Qué duda cabe de que tal inversión contribuye a una doble degradación del producto cultural: en un primer orden, la obra que se inserta de manera decidida en una demanda y un gusto dados de antemano deja en buena medida de ser «creativa», y al no apartarse un ápice de una dieta formada por unos cuantos ingredientes fijos, poco a poco convertirá al paladar en un instrumento que admite -sin degustar- lo conocido y rechaza lo nuevo; de ahí la segunda depravación, más grave si cabe que la primera por cuanto atenta a la función primordial de toda iniciativa creadora: pues si pierde su poder de incidencia para abrir en el público un nuevo cauce a su sensibilidad y un mayor horizonte de su entendimiento, no lo deja como estaba, sino que aún lo retrae más en sus propios hábitos. La cultura es un arma de doble filo y no opera en una única dirección culturalizante; antes, al contrario, si la cultura es pobre, no hace sino incrementar la pobreza y el embrutecimiento.

Por eso parece de cajón que en toda iniciativa cultural debe estar implícito un cierto esfuerzo para llevar al mercado alguna novedad, para arrancar al público en alguna medida de sus costumbres e introducirle en un terreno inexplorado. Para el presunto creador, el público adolecerá siempre de una cierta minoría de edad y su mejor virtud reside en la avidez por todo lo que no se ha probado; pero esa avidez no sólo se enfrenta con el apego a lo conocido desde siempre, sino con la maternal resistencia de una cultura metalizada -un adjetivo que ya no se usa como antes, que ahora se reserva a ciertas pinturas- que a todo trance trata de mantenerlo sujeto a los hábitos de la primera educación.

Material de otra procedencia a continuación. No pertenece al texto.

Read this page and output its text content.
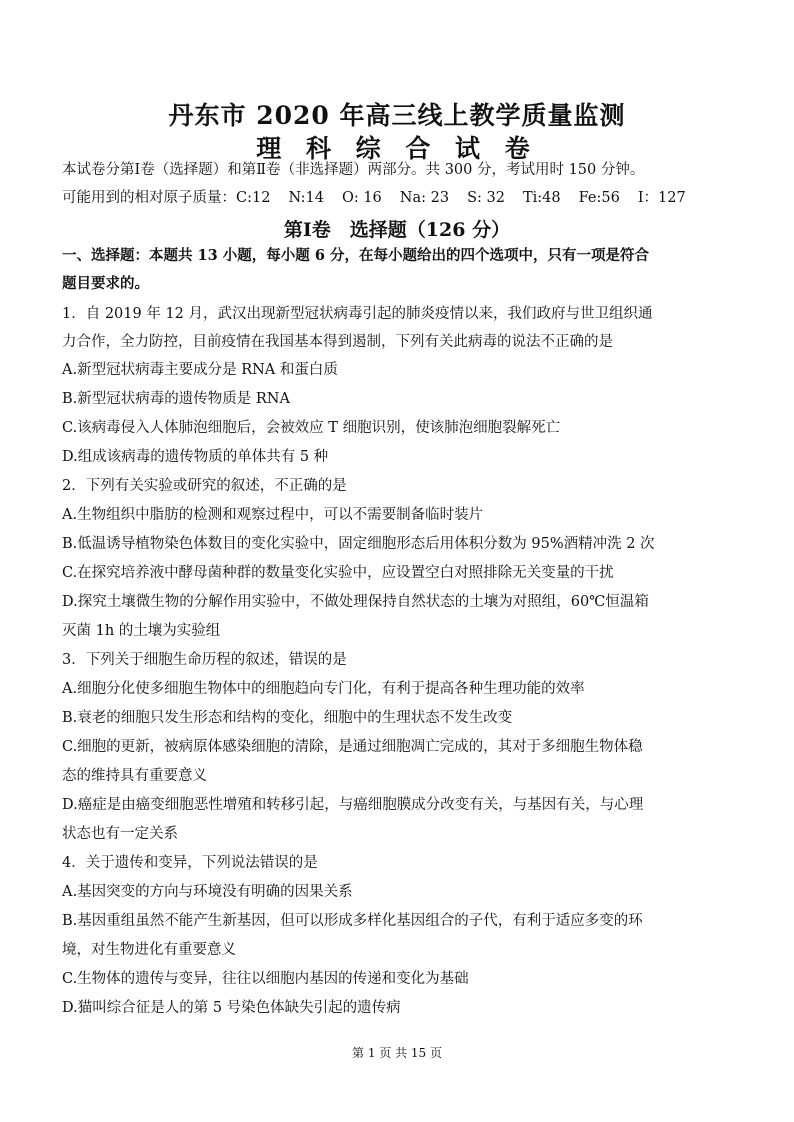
丹东市 2020 年高三线上教学质量监测
理 科 综 合 试 卷
本试卷分第Ⅰ卷（选择题）和第Ⅱ卷（非选择题）两部分。共 300 分，考试用时 150 分钟。
可能用到的相对原子质量：C:12 N:14 O: 16 Na: 23 S: 32 Ti:48 Fe:56 I：127
第Ⅰ卷　选择题（126 分）
一、选择题：本题共 13 小题，每小题 6 分，在每小题给出的四个选项中，只有一项是符合
题目要求的。
1．自 2019 年 12 月，武汉出现新型冠状病毒引起的肺炎疫情以来，我们政府与世卫组织通
力合作，全力防控，目前疫情在我国基本得到遏制，下列有关此病毒的说法不正确的是
A.新型冠状病毒主要成分是 RNA 和蛋白质
B.新型冠状病毒的遗传物质是 RNA
C.该病毒侵入人体肺泡细胞后，会被效应 T 细胞识别，使该肺泡细胞裂解死亡
D.组成该病毒的遗传物质的单体共有 5 种
2．下列有关实验或研究的叙述，不正确的是
A.生物组织中脂肪的检测和观察过程中，可以不需要制备临时装片
B.低温诱导植物染色体数目的变化实验中，固定细胞形态后用体积分数为 95%酒精冲洗 2 次
C.在探究培养液中酵母菌种群的数量变化实验中，应设置空白对照排除无关变量的干扰
D.探究土壤微生物的分解作用实验中，不做处理保持自然状态的土壤为对照组，60℃恒温箱
灭菌 1h 的土壤为实验组
3．下列关于细胞生命历程的叙述，错误的是
A.细胞分化使多细胞生物体中的细胞趋向专门化，有利于提高各种生理功能的效率
B.衰老的细胞只发生形态和结构的变化，细胞中的生理状态不发生改变
C.细胞的更新，被病原体感染细胞的清除，是通过细胞凋亡完成的，其对于多细胞生物体稳
态的维持具有重要意义
D.癌症是由癌变细胞恶性增殖和转移引起，与癌细胞膜成分改变有关，与基因有关，与心理
状态也有一定关系
4．关于遗传和变异，下列说法错误的是
A.基因突变的方向与环境没有明确的因果关系
B.基因重组虽然不能产生新基因，但可以形成多样化基因组合的子代，有利于适应多变的环
境，对生物进化有重要意义
C.生物体的遗传与变异，往往以细胞内基因的传递和变化为基础
D.猫叫综合征是人的第 5 号染色体缺失引起的遗传病
第 1 页 共 15 页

Son pocos los que en España forcejean hoy con el público para imponer nuevos gustos y tal renuncia cobra hoy su mejor expresión en esta desdichada e innecesaria vuelta al pan y chocolate. Para ganar su favor, el autor ha decidido contentar al público, darle lo que quiere; a despecho de transformarle en el niño orondo y sonriente en que se convertía el otro famélico y llorón, tras la ingestión de un tazón de Elgorriaga, y aun cuando su organismo con semejante dieta no esté sino gestando toda la abyección de aquel cortesano de Luis XIV cuya bajeza de alma la atribuía Saint Simon a haber sido «nourri au chocolat».